Another echo of Purim is found in the Soviet Union a few years later. In early 1953, Stalin was planning to deport most of the Jews in the Soviet Union to Siberia, but just before his plans came to fruition, he suffered a stroke and died a few days later. He suffered that stroke on the night of March 1, 1953: the night after Purim (note: Jewish days end at sunset; you will see March 1 on the calendar as Purim). The plan to deport Jews was not carried out.

Yesterday evening I read from Letters and Papers from Prison by Deitrich dietrichBonhoeffer for our Congregation Council  meeting.  Yesterday was the day of his martyrdom at the hands of the Nazis.

Yet, in Christ, weakness has become powerful.  The witness of Dietrich has become a great testimony against evil.  Honestly, life wins so pervasively, I feel bad for the wicked and hope and pray that they might pick the right side and live.

Esther 9:1-5, 18-23

Now in the twelfth month, which is the month of Adar, on the thirteenth day, when the king’s command and edict were about to be executed, on the very day when the enemies of the Jews hoped to gain power over them, but which had been changed to a day when the Jews would gain power over their foes, the Jews gathered in their cities throughout all the provinces of King Ahasuerus to lay hands on those who had sought their ruin; and no one could withstand them, because the fear of them had fallen upon all peoples. All the officials of the provinces, the satraps and the governors, and the royal officials were supporting the Jews, because the fear of Mordecai had fallen upon them. For Mordecai was powerful in the king’s house, and his fame spread throughout all the provinces as the man Mordecai grew more and more powerful. So the Jews struck down all their enemies with the sword, slaughtering, and destroying them, and did as they pleased to those who hated them. But the Jews who were in Susa gathered on the thirteenth day and on the fourteenth, and rested on the fifteenth day, making that a day of feasting and gladness. Therefore the Jews of the villages, who live in the open towns, hold the fourteenth day of the month of Adar as a day for gladness and feasting, a holiday on which they send gifts of food to one another.

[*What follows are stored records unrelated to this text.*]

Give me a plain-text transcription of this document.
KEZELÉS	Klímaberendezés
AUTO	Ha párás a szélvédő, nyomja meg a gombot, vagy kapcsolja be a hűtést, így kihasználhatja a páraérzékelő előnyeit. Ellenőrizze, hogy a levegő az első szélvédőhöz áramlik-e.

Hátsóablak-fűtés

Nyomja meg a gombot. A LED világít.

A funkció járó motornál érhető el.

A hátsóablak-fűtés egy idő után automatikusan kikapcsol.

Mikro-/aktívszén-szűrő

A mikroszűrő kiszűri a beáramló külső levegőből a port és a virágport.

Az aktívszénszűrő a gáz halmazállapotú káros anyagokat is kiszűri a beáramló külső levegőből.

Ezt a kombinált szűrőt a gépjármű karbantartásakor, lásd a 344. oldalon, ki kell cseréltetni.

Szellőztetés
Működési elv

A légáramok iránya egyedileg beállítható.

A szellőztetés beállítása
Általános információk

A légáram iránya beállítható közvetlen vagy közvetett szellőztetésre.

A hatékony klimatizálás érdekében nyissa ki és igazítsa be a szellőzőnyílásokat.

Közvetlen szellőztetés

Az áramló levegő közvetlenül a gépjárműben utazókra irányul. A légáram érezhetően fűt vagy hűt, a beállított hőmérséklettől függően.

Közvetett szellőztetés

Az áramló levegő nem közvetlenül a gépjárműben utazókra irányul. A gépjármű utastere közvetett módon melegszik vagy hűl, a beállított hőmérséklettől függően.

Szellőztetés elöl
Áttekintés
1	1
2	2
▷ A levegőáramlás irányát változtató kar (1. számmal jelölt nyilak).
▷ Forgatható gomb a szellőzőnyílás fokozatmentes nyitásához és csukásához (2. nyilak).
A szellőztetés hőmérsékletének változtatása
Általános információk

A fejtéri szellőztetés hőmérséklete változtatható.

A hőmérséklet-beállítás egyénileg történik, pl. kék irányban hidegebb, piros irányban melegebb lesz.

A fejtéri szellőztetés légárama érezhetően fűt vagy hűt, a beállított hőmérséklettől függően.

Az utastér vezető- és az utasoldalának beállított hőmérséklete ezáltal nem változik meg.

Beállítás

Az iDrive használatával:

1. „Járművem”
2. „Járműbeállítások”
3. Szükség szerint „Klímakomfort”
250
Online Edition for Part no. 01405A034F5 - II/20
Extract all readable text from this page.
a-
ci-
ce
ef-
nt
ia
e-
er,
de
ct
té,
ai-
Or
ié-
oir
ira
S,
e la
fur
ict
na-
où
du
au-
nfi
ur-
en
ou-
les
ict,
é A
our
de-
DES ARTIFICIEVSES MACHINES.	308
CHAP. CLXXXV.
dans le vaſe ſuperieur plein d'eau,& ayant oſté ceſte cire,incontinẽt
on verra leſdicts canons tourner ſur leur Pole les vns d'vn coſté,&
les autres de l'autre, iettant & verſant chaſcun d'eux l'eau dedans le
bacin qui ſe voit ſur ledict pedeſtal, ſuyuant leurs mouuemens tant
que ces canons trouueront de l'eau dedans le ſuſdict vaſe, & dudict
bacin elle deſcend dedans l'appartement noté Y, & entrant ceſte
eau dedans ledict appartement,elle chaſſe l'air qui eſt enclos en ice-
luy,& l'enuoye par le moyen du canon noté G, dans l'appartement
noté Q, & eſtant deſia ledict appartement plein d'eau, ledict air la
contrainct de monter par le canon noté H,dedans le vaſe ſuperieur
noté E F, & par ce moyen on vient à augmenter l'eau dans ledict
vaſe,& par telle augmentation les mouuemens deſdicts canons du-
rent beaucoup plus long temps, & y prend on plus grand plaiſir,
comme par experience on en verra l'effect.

Mordecai recorded these things, and sent letters to all the Jews who were in all the provinces of King Ahasuerus, both near and far, enjoining them that they should keep the fourteenth day of the month Adar and also the fifteenth day of the same month, year by year, as the days on which the Jews gained relief from their enemies, and as the month that had been turned for them from sorrow into gladness and from mourning into a holiday; that they should make them days of feasting and gladness, days for sending gifts of food to one another and presents to the poor. So the Jews adopted as a custom what they had begun to do, as Mordecai had written to them.

Luke 12:4-12

“I tell you, my friends, do not fear those who kill the body, and after that can do nothing more. But I will warn you whom to fear: fear him who, after he has killed, has authority to cast into hell. Yes, I tell you, fear him! Are not five sparrows sold for two pennies? Yet not one of them is forgotten in God’s sight. But even the hairs of your head are all counted. Do not be afraid; you are of more value than many sparrows.“And I tell you, everyone who acknowledges me before others, the Son of Man also will acknowledge before the angels of God; but whoever denies me before others will be denied before the angels of God. And everyone who speaks a word against the Son of Man will be forgiven; but whoever blasphemes against the Holy Spirit will not be forgiven. When they bring you before the synagogues, the rulers, and the authorities, do not worry about how you are to defend yourselves or what you are to say; for the Holy Spirit will teach you at that very hour what you ought to say.